Jika Inggris punya Traget Munich 1958, maka Italia punya kisah muram Tragedi Superga. Kecelakaan pesawat ini menimpa tim Torino yang baru saja pulang dari Lisbon melakukan laga ujicoba dengan Benfica. Torino kala itu adalah banteng yang menyeramkan, lebih sangar ketimbang si kuda zebra sang tetangga Juventus. Torino kala itu menyandang juara bertahan 5 musim bertutut!

Naas bagi Torino sepulan dari Lisbon, Cuaca buruk yang terjadi kala itu membuat pesawat mereka mengalami kecelakaan tragis dan menghantam dinding batu di bukit Superga. Semua penumpang tewas termasuk 18 pemain dan seluruh staff pelatih.

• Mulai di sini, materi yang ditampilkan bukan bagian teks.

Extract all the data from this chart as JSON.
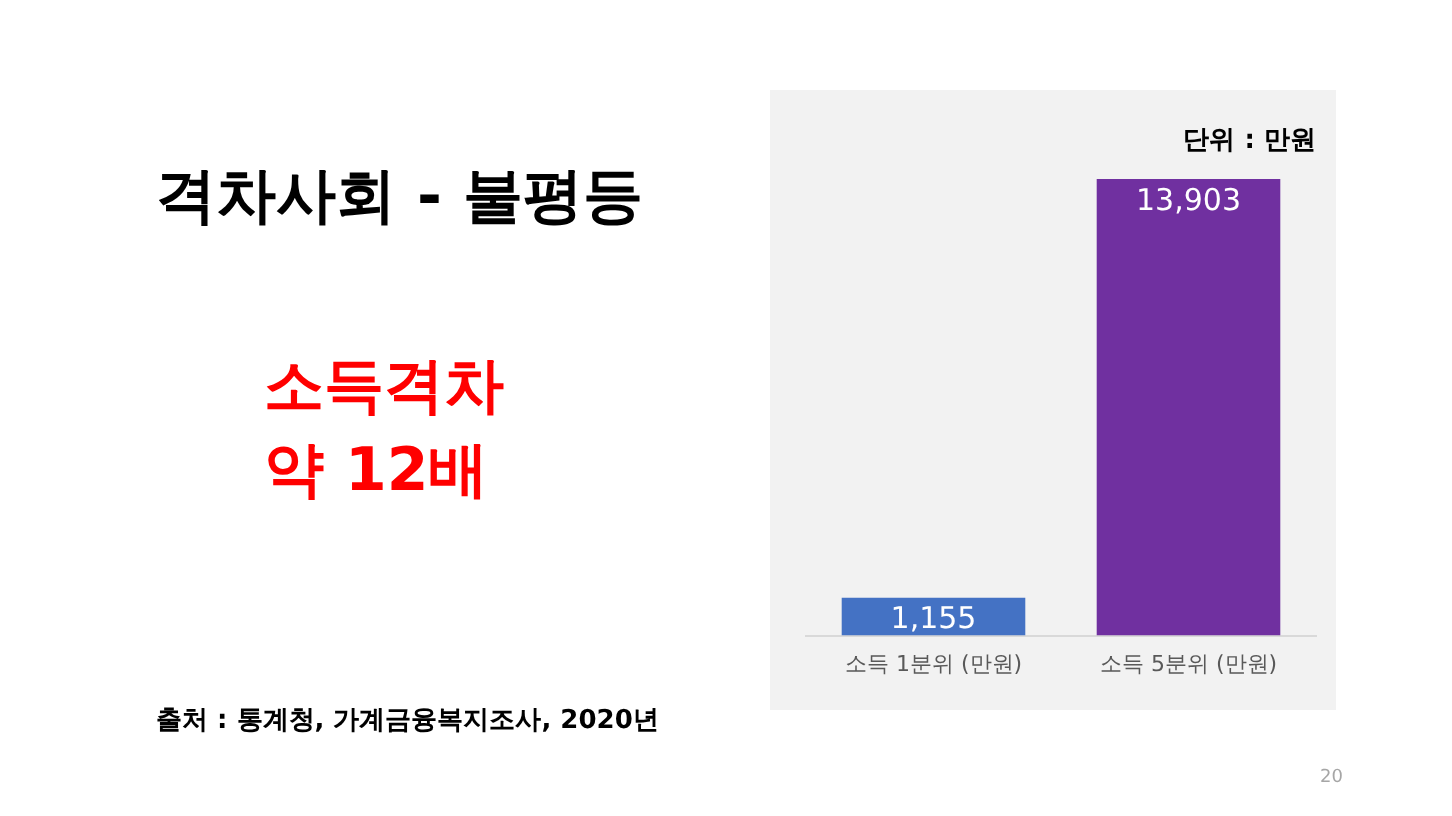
{
  "chart_data": {
    "type": "bar",
    "title": "격차사회 - 불평등",
    "categories": [
      "소득 1분위 (만원)",
      "소득 5분위 (만원)"
    ],
    "values": [
      1155,
      13903
    ],
    "colors": [
      "#4472c4",
      "#7030a0"
    ],
    "value_labels": [
      "1,155",
      "13,903"
    ],
    "relative": false,
    "grid": false,
    "legend": false,
    "annotations": [
      "소득격차",
      "약 12배",
      "출처 : 통계청, 가계금융복지조사, 2020년",
      "단위 : 만원",
      "20"
    ]
  }
}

Pasca dua kejadian tragis ini, Torino dan United memilih jalan berbeda. Tragedi Munich 1958 memang membuat United kalap selama beberapa tahun, terseok-seok di papan bawah, namun mereka berhasil bangkit dan melupakan kejadian buruk itu. Lain hal dengan Torino, yang dimana sampai sekarang mereka masih berkutat dengan kenangan kejayaan di masa lampau.

Sesudah gelap memang selalu ada jalan terang, namun semua itu tergantung Chapecoense untuk memasuki fase sejarah yang baru.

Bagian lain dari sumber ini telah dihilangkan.